Here was the killer we'd been searching for, under our noses the whole time. A member of the company, just as I'd sworn would be impossible.
"Why?" I asked, choking on the disguising scent he wore, the word mumbled against his hot palm.
"Money," Eston whispered, glancing up at the house behind me. "A place here, where I can do as I like instead of doing as I'm ordered by that halfling bastard. I don't want to be tamed and humiliated on a stage. I'm better than that. Better than you and fucking Reddy and all the others." He grinned down at me, his fanged smile glinting as he shook his head. "What are you doing here, Hazel?"
Because Eston hadn't heard my confession at the theater, and he still thought I was just a human girl.
"Con," I said into Eston's palm, allowing the fragrance to make tears spill out of my eyes, as if I were helpless, afraid. "I came for Con. Where's Isabella?"

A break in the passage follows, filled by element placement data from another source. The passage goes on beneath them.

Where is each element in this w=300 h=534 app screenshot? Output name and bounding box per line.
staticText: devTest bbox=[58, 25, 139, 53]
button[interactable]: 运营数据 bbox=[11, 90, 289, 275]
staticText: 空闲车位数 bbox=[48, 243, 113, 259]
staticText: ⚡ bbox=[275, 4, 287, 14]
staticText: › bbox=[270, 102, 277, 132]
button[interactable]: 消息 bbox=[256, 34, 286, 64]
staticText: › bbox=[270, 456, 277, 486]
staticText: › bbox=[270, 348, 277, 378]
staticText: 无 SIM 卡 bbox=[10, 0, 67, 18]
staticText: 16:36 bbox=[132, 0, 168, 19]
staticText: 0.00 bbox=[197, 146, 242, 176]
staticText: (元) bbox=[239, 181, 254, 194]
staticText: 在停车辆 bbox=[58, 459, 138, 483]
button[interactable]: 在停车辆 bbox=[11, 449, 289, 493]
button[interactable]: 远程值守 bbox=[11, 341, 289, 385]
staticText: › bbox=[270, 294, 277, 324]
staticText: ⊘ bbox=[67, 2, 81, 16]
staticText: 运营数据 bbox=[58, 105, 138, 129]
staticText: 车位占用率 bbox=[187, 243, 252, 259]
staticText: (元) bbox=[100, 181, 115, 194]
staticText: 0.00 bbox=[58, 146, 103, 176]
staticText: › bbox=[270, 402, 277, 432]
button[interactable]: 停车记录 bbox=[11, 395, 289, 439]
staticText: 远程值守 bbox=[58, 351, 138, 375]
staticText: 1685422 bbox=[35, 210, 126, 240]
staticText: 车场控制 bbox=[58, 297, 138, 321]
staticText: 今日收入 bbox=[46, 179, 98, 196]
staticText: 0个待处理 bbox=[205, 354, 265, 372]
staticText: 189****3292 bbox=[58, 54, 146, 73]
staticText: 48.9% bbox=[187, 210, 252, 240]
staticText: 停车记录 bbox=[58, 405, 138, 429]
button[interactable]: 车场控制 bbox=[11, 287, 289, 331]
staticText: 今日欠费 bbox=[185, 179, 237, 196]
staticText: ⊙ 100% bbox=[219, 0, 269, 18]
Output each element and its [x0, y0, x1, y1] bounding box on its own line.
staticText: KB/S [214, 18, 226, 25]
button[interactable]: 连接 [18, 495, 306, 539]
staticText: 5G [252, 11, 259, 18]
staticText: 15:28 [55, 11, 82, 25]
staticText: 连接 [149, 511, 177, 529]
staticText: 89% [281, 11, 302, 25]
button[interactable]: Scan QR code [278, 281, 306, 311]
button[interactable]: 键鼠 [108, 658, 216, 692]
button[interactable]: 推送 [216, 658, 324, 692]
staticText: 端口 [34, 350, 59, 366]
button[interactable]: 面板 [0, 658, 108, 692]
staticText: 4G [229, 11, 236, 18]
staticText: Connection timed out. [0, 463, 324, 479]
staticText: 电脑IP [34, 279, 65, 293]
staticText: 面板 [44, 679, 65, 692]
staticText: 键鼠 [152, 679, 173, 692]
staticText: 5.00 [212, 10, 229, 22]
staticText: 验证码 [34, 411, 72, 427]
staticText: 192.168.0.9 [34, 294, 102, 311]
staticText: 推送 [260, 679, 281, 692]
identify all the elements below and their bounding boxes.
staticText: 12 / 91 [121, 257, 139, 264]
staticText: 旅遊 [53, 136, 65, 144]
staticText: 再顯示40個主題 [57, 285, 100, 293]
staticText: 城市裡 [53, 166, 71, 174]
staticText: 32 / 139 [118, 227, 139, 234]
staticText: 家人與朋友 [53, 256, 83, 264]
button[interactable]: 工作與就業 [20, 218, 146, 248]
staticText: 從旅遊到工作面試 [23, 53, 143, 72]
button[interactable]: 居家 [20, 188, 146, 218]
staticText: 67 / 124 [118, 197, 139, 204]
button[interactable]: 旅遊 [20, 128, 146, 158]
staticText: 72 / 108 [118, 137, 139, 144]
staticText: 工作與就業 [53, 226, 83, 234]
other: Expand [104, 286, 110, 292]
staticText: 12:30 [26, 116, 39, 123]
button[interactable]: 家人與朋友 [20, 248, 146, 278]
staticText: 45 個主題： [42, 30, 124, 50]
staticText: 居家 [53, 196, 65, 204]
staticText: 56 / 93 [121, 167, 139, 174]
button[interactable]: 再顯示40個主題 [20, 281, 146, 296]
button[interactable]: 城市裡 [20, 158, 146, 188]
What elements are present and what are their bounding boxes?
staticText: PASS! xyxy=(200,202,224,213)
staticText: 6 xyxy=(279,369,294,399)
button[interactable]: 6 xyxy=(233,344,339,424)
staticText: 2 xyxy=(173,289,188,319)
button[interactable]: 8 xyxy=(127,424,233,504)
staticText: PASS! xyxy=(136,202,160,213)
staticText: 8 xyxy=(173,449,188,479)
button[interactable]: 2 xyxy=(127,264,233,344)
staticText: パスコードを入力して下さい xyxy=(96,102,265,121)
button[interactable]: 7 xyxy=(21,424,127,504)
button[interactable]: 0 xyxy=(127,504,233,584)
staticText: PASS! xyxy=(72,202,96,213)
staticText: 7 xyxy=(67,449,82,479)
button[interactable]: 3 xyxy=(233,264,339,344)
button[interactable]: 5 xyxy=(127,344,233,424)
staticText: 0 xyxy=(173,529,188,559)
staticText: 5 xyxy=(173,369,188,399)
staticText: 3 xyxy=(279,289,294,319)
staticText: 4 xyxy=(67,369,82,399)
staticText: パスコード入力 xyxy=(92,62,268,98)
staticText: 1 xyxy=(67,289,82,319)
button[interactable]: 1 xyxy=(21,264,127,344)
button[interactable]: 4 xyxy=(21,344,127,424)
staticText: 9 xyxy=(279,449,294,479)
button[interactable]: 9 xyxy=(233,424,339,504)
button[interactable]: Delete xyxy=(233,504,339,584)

"In there," Eston said, glaring at the house. "I brought her for Birsha, but the old coward ran from London sometime last night."
I blinked at that news. Birsha wasn't in the house? Was that good or bad?
"What am I going to do with you if I can't sell you to him?" Eston murmured, thinking out loud. "I suppose you'll have to go the way of Beth and Marge."
I struggled in his hold, the only appropriate response to the threat of death, kicking at his ankles and hoping it kept him distracted.
He frowned then and stared down at me again. "Why haven't you screamed yet? They always screamed."
"Hazel!" A voice—Jude's—shouted behind us.
Eston stiffened, eyes widening, and his arms constricting around me, jostling me. His hand slipped from my mouth as he reached for my throat.
"Tear him apart," I said, not shouting but speaking calmly, echoing the thought in my mind.
"Nix!" Mr. Reddy called, but both he and Jude were too far away.
Eston's mouth opened, sharp fingers and claws on my throat, but then he looked down. Tree roots bound his ankles, crawled up his legs, strangled his thighs. He grunted, and his hand tightened briefly on my throat, my vision shadowing.
I was patient. And the trees were hungry.